The bulk of it is for irrigation. In the arid northwestern states of Punjab and Haryana, thirsty rice and wheat are now the dominant crops, and wells the main source of irrigation water. The water table is sinking up to three meters a year.
Choosing between mass famine and groundwater depletion, the Indian government chose the latter.
Four Packages
Segment Anything is an open-source project for image segmentation by Meta AI. It includes a promptable model (SAM) and a huge dataset (SA-1B) with 1 billion masks. SAM can segment any object in any image using different types of prompts, such as clicks, boxes, text, etc. Blogpost. Github.
nanoGPT is the simplest, fastest method to train your own GPT. You will be able to train GPT-2 model on your computer from scratch pretty quickly. It is great for you to experiment with GPT models and learning how it’s trained. Github.
openai is R package for communicating with Open AI’s API. There are functions for GPT with chatting capabilities, Dall-E for generating images and Whisper for converting from speech-to-text. Vignette. Github.
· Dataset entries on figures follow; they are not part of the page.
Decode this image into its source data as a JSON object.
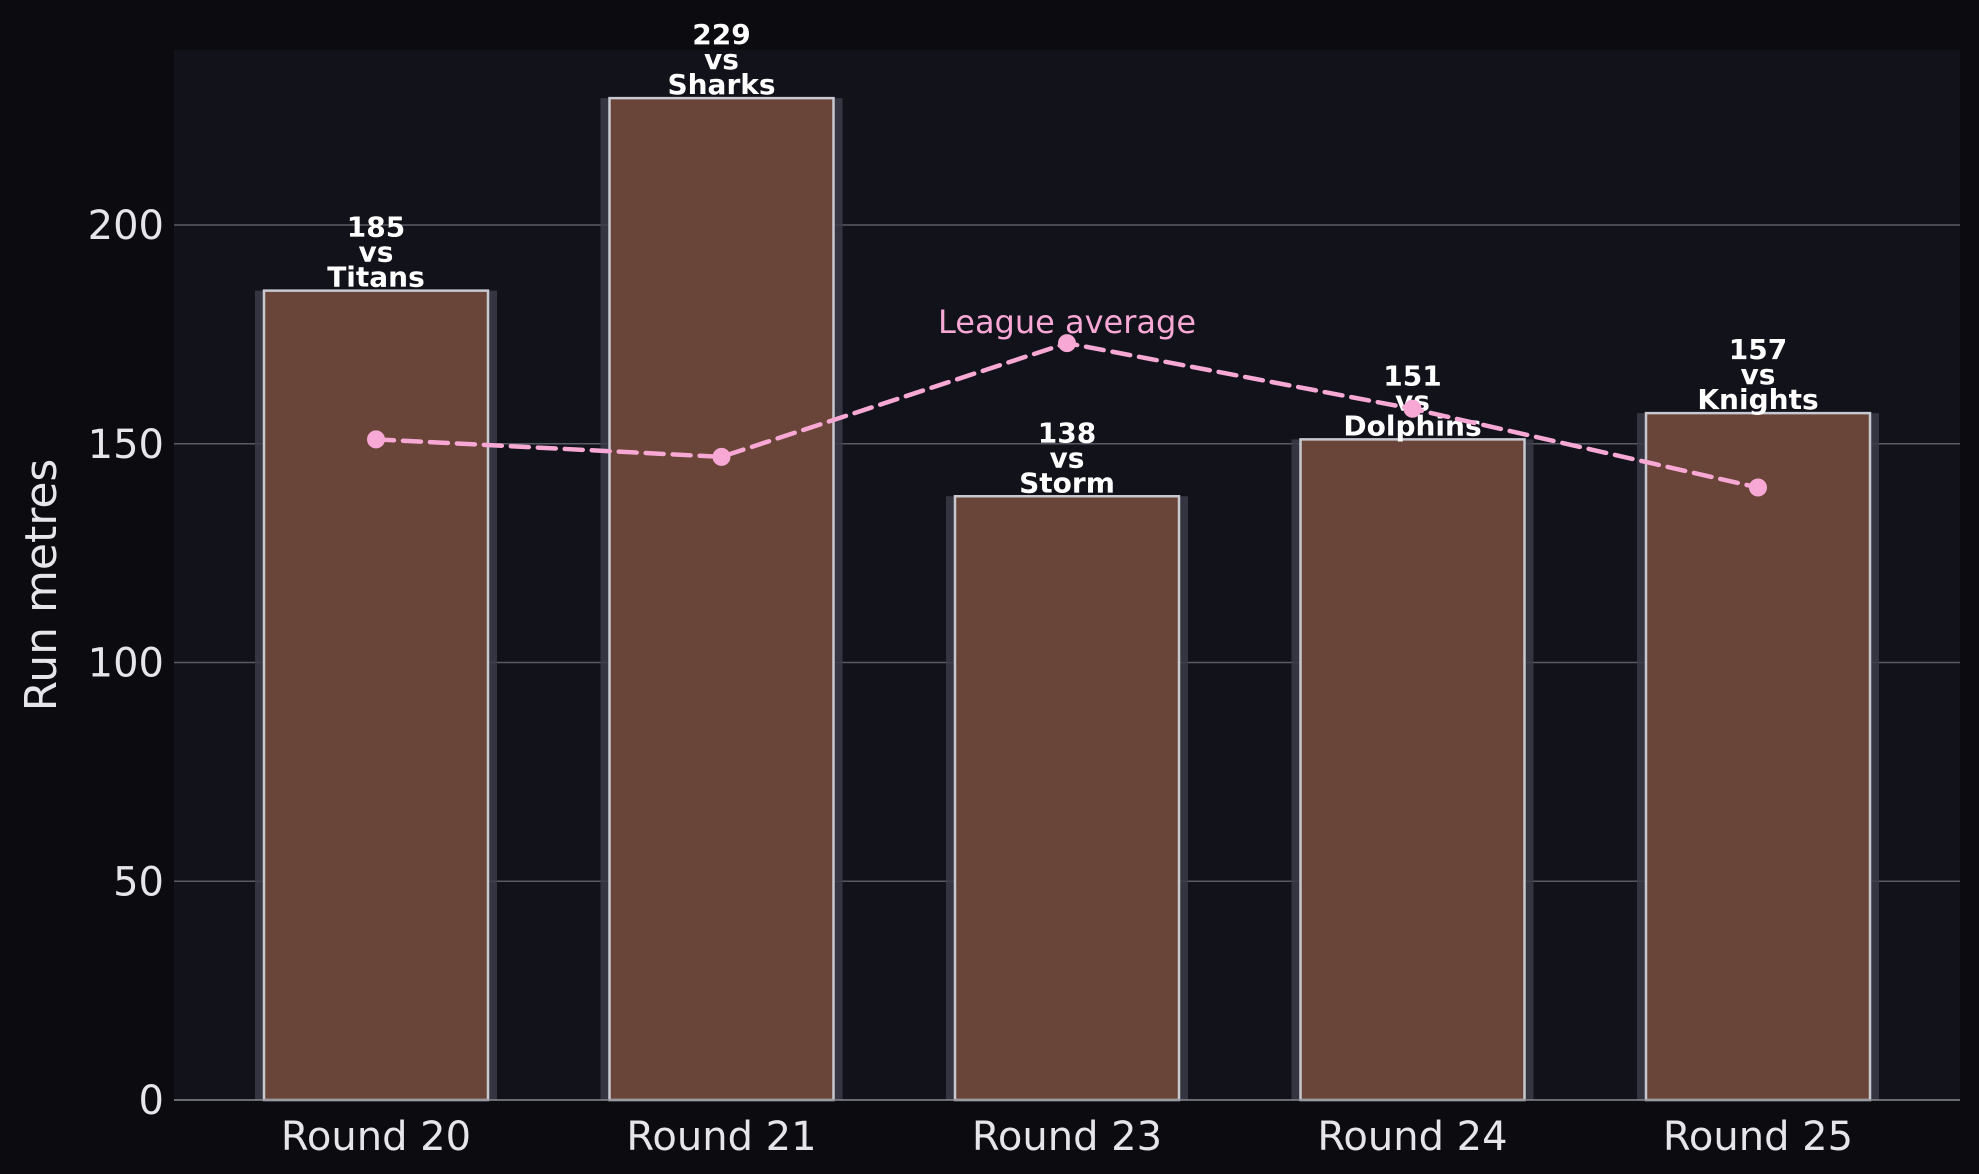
{
  "chart_data": {
    "type": "bar",
    "categories": [
      "Round 20",
      "Round 21",
      "Round 23",
      "Round 24",
      "Round 25"
    ],
    "values": [
      185,
      229,
      138,
      151,
      157
    ],
    "bar_labels": [
      [
        "185",
        "vs",
        "Titans"
      ],
      [
        "229",
        "vs",
        "Sharks"
      ],
      [
        "138",
        "vs",
        "Storm"
      ],
      [
        "151",
        "vs",
        "Dolphins"
      ],
      [
        "157",
        "vs",
        "Knights"
      ]
    ],
    "series": [
      {
        "name": "League average",
        "type": "line",
        "style": "dashed",
        "values": [
          151,
          147,
          173,
          158,
          140
        ]
      }
    ],
    "annotations": [
      {
        "text": "League average",
        "category": "Round 23"
      }
    ],
    "title": "",
    "xlabel": "",
    "ylabel": "Run metres",
    "ylim": [
      0,
      240
    ],
    "yticks": [
      0,
      50,
      100,
      150,
      200
    ],
    "grid": "horizontal",
    "legend": "none"
  },
  "colors": {
    "figure_background": "#0b0b10",
    "plot_background": "#12121b",
    "bar_fill": "#694438",
    "bar_edge": "#c8c8d0",
    "bar_shadow": "#3c3c48",
    "average_line": "#f7a8d4",
    "grid": "#5a5a64",
    "text": "#e6e6ea"
  }
}
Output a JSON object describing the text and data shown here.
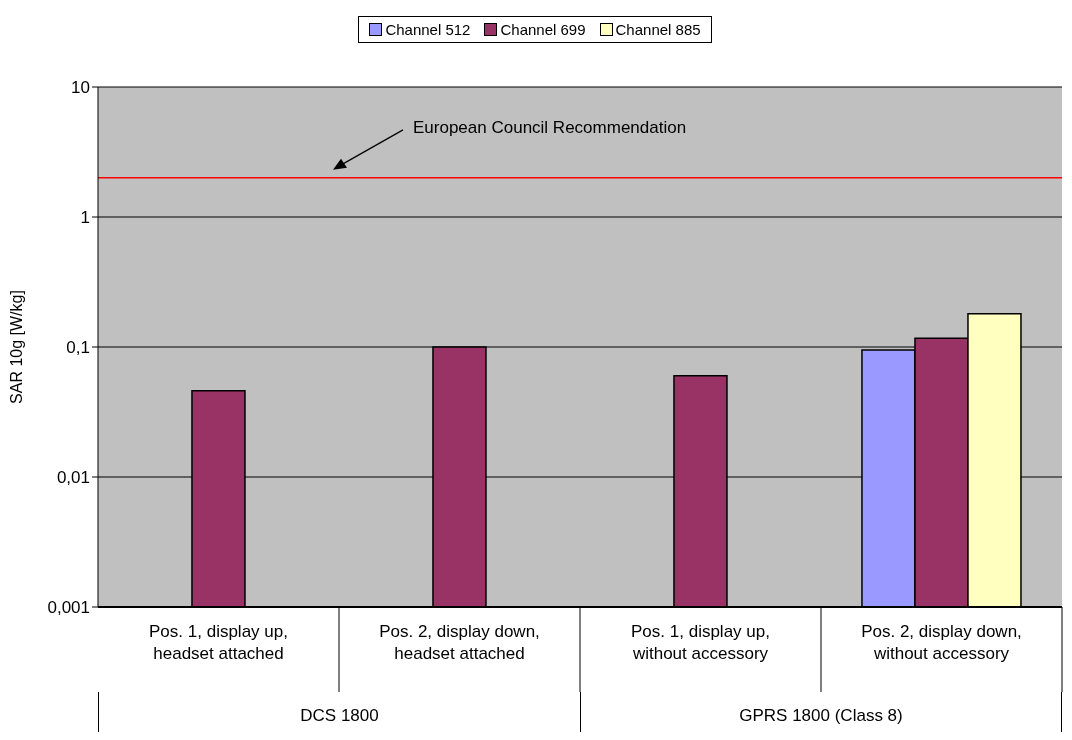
{
  "chart_data": {
    "type": "bar",
    "ylabel": "SAR 10g [W/kg]",
    "categories": [
      "Pos. 1, display up, headset attached",
      "Pos. 2, display down, headset attached",
      "Pos. 1, display up, without accessory",
      "Pos. 2, display down, without accessory"
    ],
    "series": [
      {
        "name": "Channel 512",
        "color": "#9999ff",
        "values": [
          null,
          null,
          null,
          0.095
        ]
      },
      {
        "name": "Channel 699",
        "color": "#993366",
        "values": [
          0.046,
          0.1,
          0.06,
          0.117
        ]
      },
      {
        "name": "Channel 885",
        "color": "#ffffc0",
        "values": [
          null,
          null,
          null,
          0.18
        ]
      }
    ],
    "log": true,
    "ylim": [
      0.001,
      10
    ],
    "yticks": [
      {
        "value": 0.001,
        "label": "0,001"
      },
      {
        "value": 0.01,
        "label": "0,01"
      },
      {
        "value": 0.1,
        "label": "0,1"
      },
      1,
      10
    ],
    "grid": "y",
    "legend": "top",
    "ref_lines": [
      {
        "axis": "y",
        "value": 2,
        "label": "European Council Recommendation",
        "color": "#ff0000"
      }
    ],
    "annotations": [
      "DCS 1800",
      "GPRS 1800 (Class 8)"
    ]
  }
}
pillar is the package for styling columns of data, artfully using colour and unicode characters to guide the eye. It powers the Tidyverse and RStudio print outputs. Vignette. Github.
Three Jargons
Endogeneity
Endogeneity is a term used in econometrics to describe a situation where an independent variable (or explanatory variable) is correlated with the error term in a regression model. This correlation may arise from omitted variables, measurement error, or simultaneity, leading to biased and inconsistent estimates.
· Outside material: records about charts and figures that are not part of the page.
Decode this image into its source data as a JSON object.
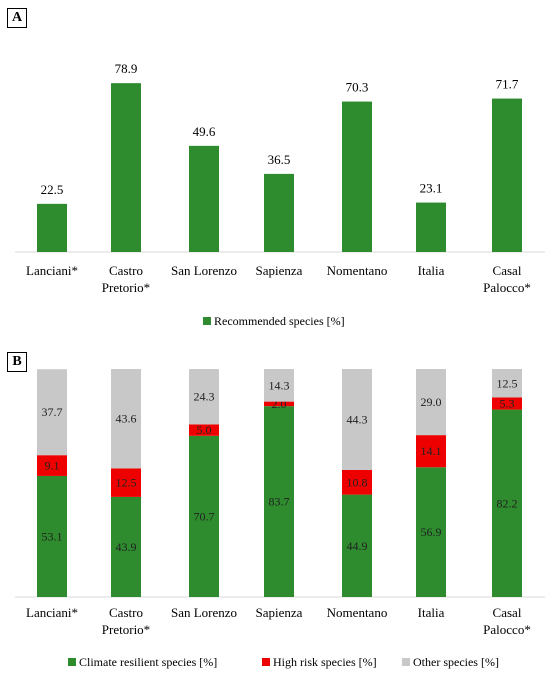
{
  "panels": {
    "a_label": "A",
    "b_label": "B"
  },
  "colors": {
    "green": "#2e8b2e",
    "red": "#ee0000",
    "gray": "#c8c8c8"
  },
  "chart_data": [
    {
      "type": "bar",
      "categories": [
        [
          "Lanciani*"
        ],
        [
          "Castro",
          "Pretorio*"
        ],
        [
          "San Lorenzo"
        ],
        [
          "Sapienza"
        ],
        [
          "Nomentano"
        ],
        [
          "Italia"
        ],
        [
          "Casal",
          "Palocco*"
        ]
      ],
      "series": [
        {
          "name": "Recommended species [%]",
          "values": [
            22.5,
            78.9,
            49.6,
            36.5,
            70.3,
            23.1,
            71.7
          ]
        }
      ],
      "value_labels": [
        "22.5",
        "78.9",
        "49.6",
        "36.5",
        "70.3",
        "23.1",
        "71.7"
      ],
      "ylim": [
        0,
        100
      ],
      "grid": false,
      "legend": "bottom"
    },
    {
      "type": "bar",
      "stacked": true,
      "categories": [
        [
          "Lanciani*"
        ],
        [
          "Castro",
          "Pretorio*"
        ],
        [
          "San Lorenzo"
        ],
        [
          "Sapienza"
        ],
        [
          "Nomentano"
        ],
        [
          "Italia"
        ],
        [
          "Casal",
          "Palocco*"
        ]
      ],
      "series": [
        {
          "name": "Climate resilient species [%]",
          "values": [
            53.1,
            43.9,
            70.7,
            83.7,
            44.9,
            56.9,
            82.2
          ],
          "labels": [
            "53.1",
            "43.9",
            "70.7",
            "83.7",
            "44.9",
            "56.9",
            "82.2"
          ]
        },
        {
          "name": "High risk species [%]",
          "values": [
            9.1,
            12.5,
            5.0,
            2.0,
            10.8,
            14.1,
            5.3
          ],
          "labels": [
            "9.1",
            "12.5",
            "5.0",
            "2.0",
            "10.8",
            "14.1",
            "5.3"
          ]
        },
        {
          "name": "Other species [%]",
          "values": [
            37.7,
            43.6,
            24.3,
            14.3,
            44.3,
            29.0,
            12.5
          ],
          "labels": [
            "37.7",
            "43.6",
            "24.3",
            "14.3",
            "44.3",
            "29.0",
            "12.5"
          ]
        }
      ],
      "ylim": [
        0,
        100
      ],
      "grid": false,
      "legend": "bottom"
    }
  ]
}
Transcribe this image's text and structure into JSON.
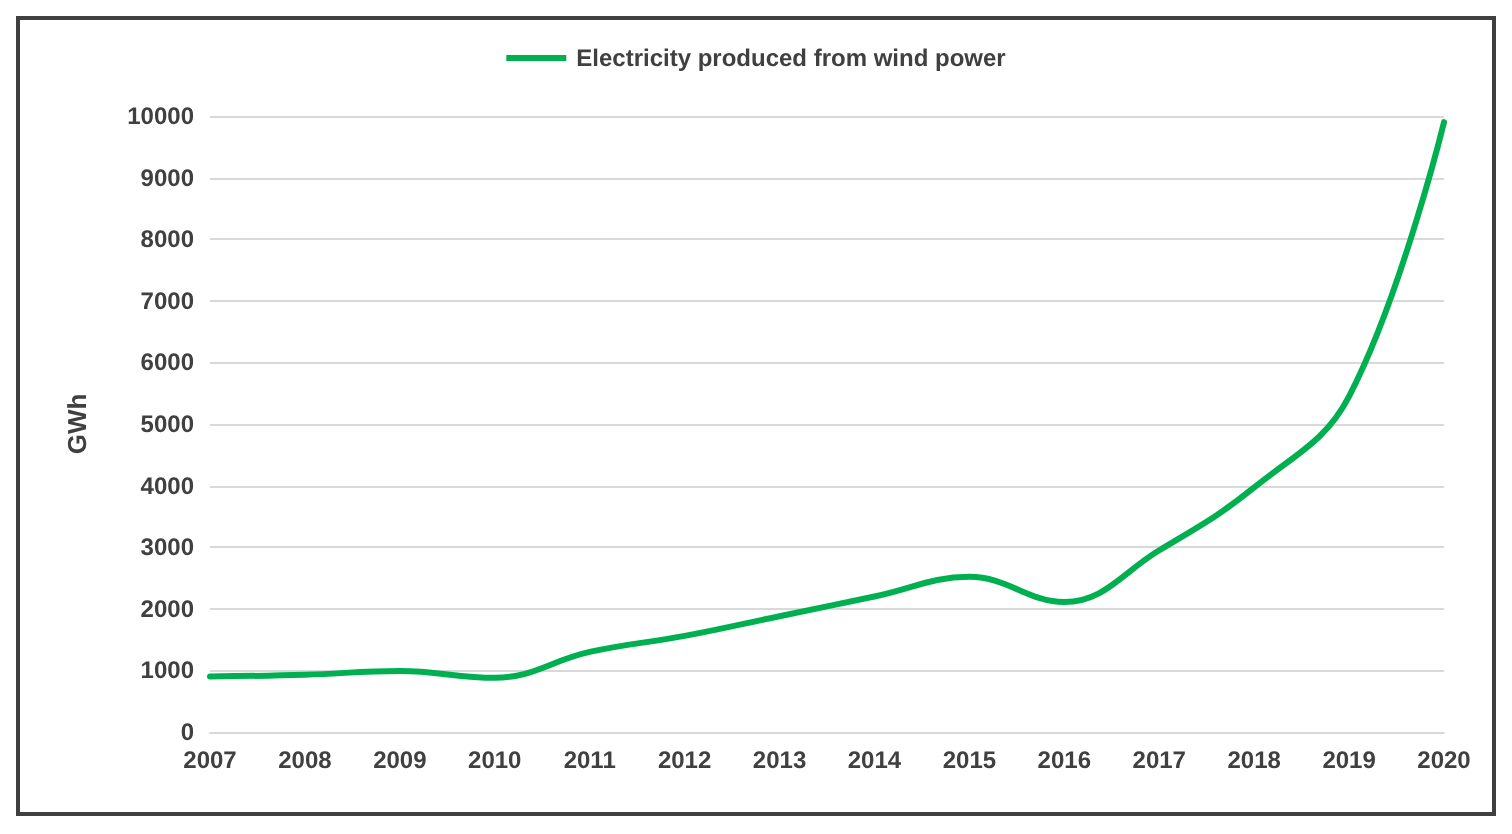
{
  "chart_data": {
    "type": "line",
    "ylabel": "GWh",
    "categories": [
      "2007",
      "2008",
      "2009",
      "2010",
      "2011",
      "2012",
      "2013",
      "2014",
      "2015",
      "2016",
      "2017",
      "2018",
      "2019",
      "2020"
    ],
    "series": [
      {
        "name": "Electricity produced from wind power",
        "color": "#00b050",
        "values": [
          900,
          930,
          990,
          880,
          1300,
          1560,
          1880,
          2200,
          2520,
          2110,
          2950,
          3970,
          5450,
          9900
        ]
      }
    ],
    "ylim": [
      0,
      10000
    ],
    "yticks": [
      0,
      1000,
      2000,
      3000,
      4000,
      5000,
      6000,
      7000,
      8000,
      9000,
      10000
    ],
    "grid": "y",
    "legend": "top",
    "marker": "none",
    "line_style": "solid"
  }
}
Instrumental Variable (IV)
Instrumental Variable is an econometric technique used to address endogeneity issues in regression models. The method involves using an external variable, known as an instrument, which is correlated with the endogenous explanatory variable but uncorrelated with the error term.
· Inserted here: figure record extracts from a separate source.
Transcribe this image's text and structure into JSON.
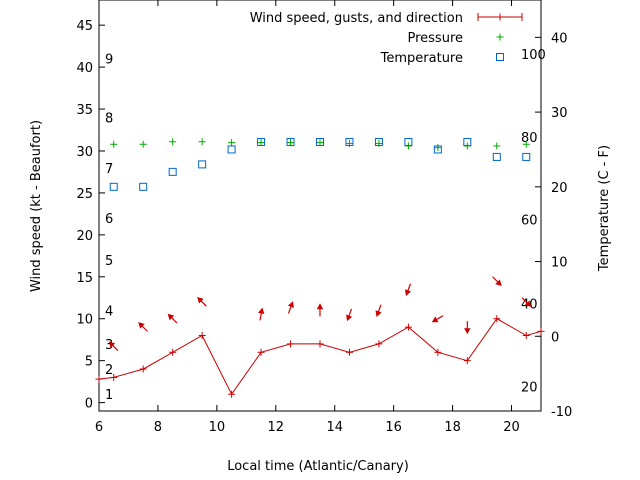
{
  "chart_data": {
    "type": "line",
    "xlabel": "Local time (Atlantic/Canary)",
    "ylabel_left": "Wind speed (kt - Beaufort)",
    "ylabel_right": "Temperature (C - F)",
    "xlim": [
      6,
      21
    ],
    "ylim_left": [
      -1,
      48
    ],
    "ylim_right": [
      -10,
      45
    ],
    "grid": false,
    "legend_position": "top-right",
    "x_ticks": [
      6,
      8,
      10,
      12,
      14,
      16,
      18,
      20
    ],
    "y_left_ticks": [
      0,
      5,
      10,
      15,
      20,
      25,
      30,
      35,
      40,
      45
    ],
    "y_right_ticks": [
      -10,
      0,
      10,
      20,
      30,
      40
    ],
    "beaufort_labels": [
      {
        "label": "1",
        "kt": 1
      },
      {
        "label": "2",
        "kt": 4
      },
      {
        "label": "3",
        "kt": 7
      },
      {
        "label": "4",
        "kt": 11
      },
      {
        "label": "5",
        "kt": 17
      },
      {
        "label": "6",
        "kt": 22
      },
      {
        "label": "7",
        "kt": 28
      },
      {
        "label": "8",
        "kt": 34
      },
      {
        "label": "9",
        "kt": 41
      }
    ],
    "fahrenheit_labels": [
      {
        "label": "20",
        "celsius": -6.7
      },
      {
        "label": "40",
        "celsius": 4.4
      },
      {
        "label": "60",
        "celsius": 15.6
      },
      {
        "label": "80",
        "celsius": 26.7
      },
      {
        "label": "100",
        "celsius": 37.8
      }
    ],
    "series": [
      {
        "name": "Wind speed, gusts, and direction",
        "color": "#cc0000",
        "axis": "left",
        "marker": "plus",
        "x": [
          6,
          6.5,
          7.5,
          8.5,
          9.5,
          10.5,
          11.5,
          12.5,
          13.5,
          14.5,
          15.5,
          16.5,
          17.5,
          18.5,
          19.5,
          20.5,
          21
        ],
        "y": [
          2.8,
          3,
          4,
          6,
          8,
          1,
          6,
          7,
          7,
          6,
          7,
          9,
          6,
          5,
          10,
          8,
          8.5
        ]
      },
      {
        "name": "Pressure",
        "color": "#00aa00",
        "axis": "left",
        "marker": "plus",
        "x": [
          6.5,
          7.5,
          8.5,
          9.5,
          10.5,
          11.5,
          12.5,
          13.5,
          14.5,
          15.5,
          16.5,
          17.5,
          18.5,
          19.5,
          20.5
        ],
        "y": [
          30.8,
          30.8,
          31.1,
          31.1,
          31,
          31,
          31,
          31,
          30.9,
          30.9,
          30.6,
          30.4,
          30.6,
          30.6,
          30.8
        ]
      },
      {
        "name": "Temperature",
        "color": "#0066cc",
        "axis": "right",
        "marker": "square",
        "x": [
          6.5,
          7.5,
          8.5,
          9.5,
          10.5,
          11.5,
          12.5,
          13.5,
          14.5,
          15.5,
          16.5,
          17.5,
          18.5,
          19.5,
          20.5
        ],
        "y": [
          20,
          20,
          22,
          23,
          25,
          26,
          26,
          26,
          26,
          26,
          26,
          25,
          26,
          24,
          24
        ]
      }
    ],
    "wind_direction_arrows": [
      {
        "x": 6.5,
        "y": 6.7,
        "dir_deg": 315
      },
      {
        "x": 7.5,
        "y": 9.0,
        "dir_deg": 315
      },
      {
        "x": 8.5,
        "y": 10.0,
        "dir_deg": 315
      },
      {
        "x": 9.5,
        "y": 12.0,
        "dir_deg": 315
      },
      {
        "x": 11.5,
        "y": 10.5,
        "dir_deg": 10
      },
      {
        "x": 12.5,
        "y": 11.3,
        "dir_deg": 20
      },
      {
        "x": 13.5,
        "y": 11.0,
        "dir_deg": 0
      },
      {
        "x": 14.5,
        "y": 10.5,
        "dir_deg": 200
      },
      {
        "x": 15.5,
        "y": 11.0,
        "dir_deg": 200
      },
      {
        "x": 16.5,
        "y": 13.5,
        "dir_deg": 200
      },
      {
        "x": 17.5,
        "y": 10.0,
        "dir_deg": 240
      },
      {
        "x": 18.5,
        "y": 9.0,
        "dir_deg": 180
      },
      {
        "x": 19.5,
        "y": 14.5,
        "dir_deg": 135
      },
      {
        "x": 20.5,
        "y": 12.0,
        "dir_deg": 135
      }
    ]
  }
}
The IV estimator replaces the endogenous variable with its predicted values from the first-stage regression of the endogenous variable on the instrument. This method helps to obtain consistent estimates of the causal effect of the endogenous variable on the dependent variable, assuming that the instrument satisfies the required conditions of relevance and exogeneity.
Granger Causality
Granger Causality is a statistical hypothesis test used to determine whether one time series can help forecast another time series. It is based on the idea that if a variable X Granger-causes variable Y, then past values of X should contain information that helps predict Y. The test involves estimating two separate vector autoregression (VAR) models, comparing the prediction errors, and using statistical tests such as the F-test or the likelihood ratio test to determine if including the lagged values of X significantly improves the prediction of Y.
Two Tweets
https://twitter.com/rappa753/status/1644354374779695105
https://twitter.com/rappa753/status/1645441544630185985
(Apparently, Twitter has blocked Substack from embedding tweets into newsletters. Please just click the links. 🤷♂️)
One Meme
Bonus
This is an album that I’m listening these days. It is blissful instrumental, helps me focus and unwind. First caught it in an interview of Daniel Ek, Spotify’s CEO.
Puzzle Answer
A wall clock would have to be approximately 1145.92 cm (or about 11.46 meters) in diameter for the tip of its minute hand to move at 1 centimeter per second. Solution in next issue!